I got the opportunity to participate in a “Women in Business” conference hosted by PINK Magazine at the Intercontinental Hotel in Atlanta, GA today. While there were definitely a lot of eye-opening takeaways around the challenges that women face when trying to start, grow, or sell their businesses, my biggest learning was this:
Businesses, no matter what the size, experience the same Customer Experience challenges.
An interesting thing was happening while women were talking about the companies they owned or worked for. The small companies often got started because they found a niche and established very close personal relationships and were emotionally invested in their customers’ success. As the company grew, leaders were forced to make decisions about their ability to provide that same level of personal attention. As one of the speakers said, you get to a point where you either “work more hours, or influence those in your company to live your value system.” And then the women kept on talking and sharing – and I came away with these common Customer Experience challenges organizations of any size face:
- If you don’t set an upfront tone for the relationship that you can sustain throughout the entire customer lifecycle, you will have failed your customer. Establishing expectations for an unsustainable relationship will put you at a severe disadvantage and won’t get much sympathy or forgiveness when things go wrong (which they will).
- It doesn’t matter how much love you wrap around your customer – if you don’t have a solid product or service that is solving a true pain, then you won’t keep them long. Lots of companies survive for years on mediocre products and services and mediocre experience – but you’re never going to grow and thrive under those conditions. Start with solving a true customer pain, then build a killer experience for the market you’re targeting.
- There comes a point where you need to make some decisions about which aspects of your experience you’re going to prioritize over others. You can’t do it all, not with the constant operational budget challenges. As a result of your inability to be perfect for every customer in every situation, you will lose some customers, and you will have to come to terms with that (see #1).
- Relying on customer feedback completely to evolve and grow your company is a mistake.

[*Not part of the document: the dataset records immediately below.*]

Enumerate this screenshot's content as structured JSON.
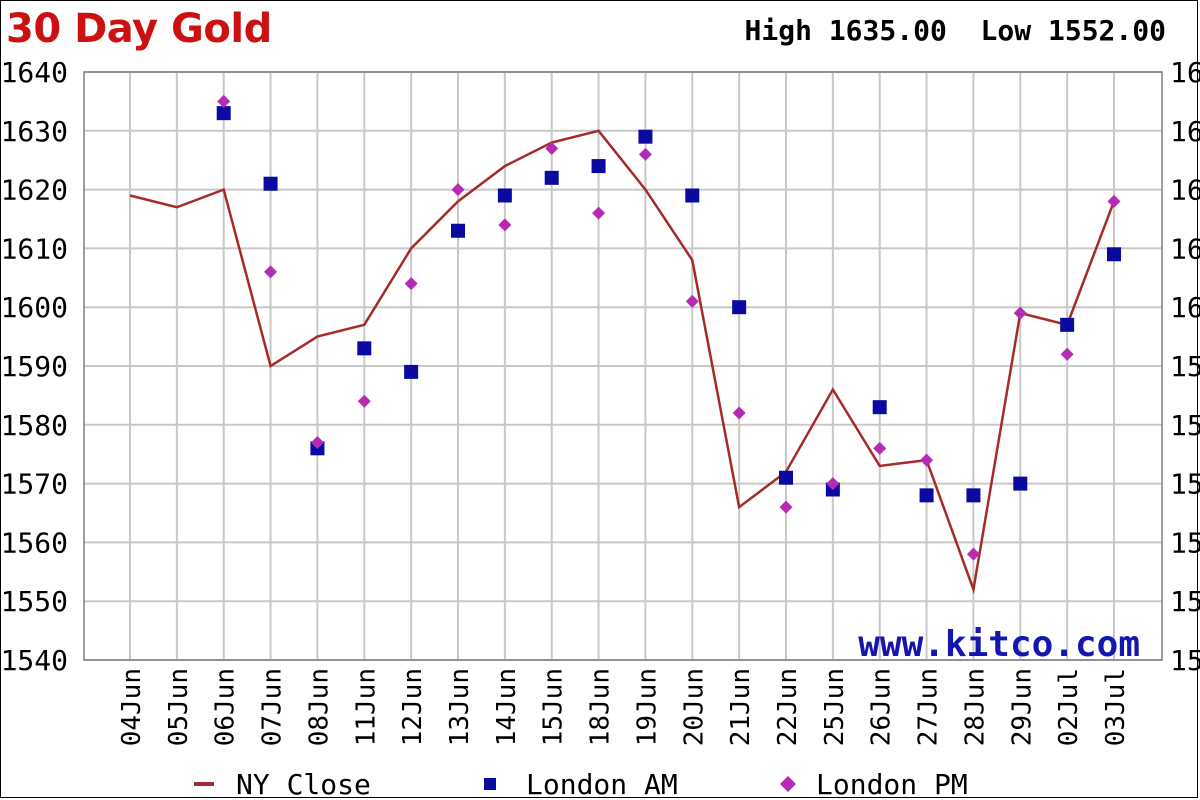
{
  "title": "30 Day Gold",
  "high_label": "High",
  "high_value": "1635.00",
  "low_label": "Low",
  "low_value": "1552.00",
  "watermark": "www.kitco.com",
  "colors": {
    "title": "#cc1111",
    "ny_close": "#a52a2a",
    "london_am": "#0a0aa0",
    "london_pm": "#b62ab6",
    "grid": "#c8c8c8",
    "watermark": "#1515b0"
  },
  "chart_data": {
    "type": "line",
    "title": "30 Day Gold",
    "categories": [
      "04Jun",
      "05Jun",
      "06Jun",
      "07Jun",
      "08Jun",
      "11Jun",
      "12Jun",
      "13Jun",
      "14Jun",
      "15Jun",
      "18Jun",
      "19Jun",
      "20Jun",
      "21Jun",
      "22Jun",
      "25Jun",
      "26Jun",
      "27Jun",
      "28Jun",
      "29Jun",
      "02Jul",
      "03Jul"
    ],
    "ylim": [
      1540,
      1640
    ],
    "yticks": [
      1540,
      1550,
      1560,
      1570,
      1580,
      1590,
      1600,
      1610,
      1620,
      1630,
      1640
    ],
    "right_tick_labels": [
      "15",
      "15",
      "15",
      "15",
      "15",
      "15",
      "16",
      "16",
      "16",
      "16",
      "16"
    ],
    "grid": true,
    "legend_position": "bottom",
    "series": [
      {
        "name": "NY Close",
        "style": "line",
        "values": [
          1619,
          1617,
          1620,
          1590,
          1595,
          1597,
          1610,
          1618,
          1624,
          1628,
          1630,
          1620,
          1608,
          1566,
          1572,
          1586,
          1573,
          1574,
          1552,
          1599,
          1597,
          1618
        ]
      },
      {
        "name": "London AM",
        "style": "square",
        "values": [
          null,
          null,
          1633,
          1621,
          1576,
          1593,
          1589,
          1613,
          1619,
          1622,
          1624,
          1629,
          1619,
          1600,
          1571,
          1569,
          1583,
          1568,
          1568,
          1570,
          1597,
          1609
        ]
      },
      {
        "name": "London PM",
        "style": "diamond",
        "values": [
          null,
          null,
          1635,
          1606,
          1577,
          1584,
          1604,
          1620,
          1614,
          1627,
          1616,
          1626,
          1601,
          1582,
          1566,
          1570,
          1576,
          1574,
          1558,
          1599,
          1592,
          1618
        ]
      }
    ]
  }
}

Customers will often tell you what they need to alleviate an immediate pain, as opposed to thinking 2 steps ahead of your competition and provide innovative solutions to the larger story. Use a combination of customer feedback, your advisers, and your own visionary leadership.
- Every interaction that your customer has with you is an opportunity to secure a future sale. It’s difficult to think further into the future than the chance to meet your numbers now, so more often than not, the overall experience is compromised. Customers will appreciate your working with their best interest in mind as opposed to yours, and you will build loyalty and recurring business as a result of that.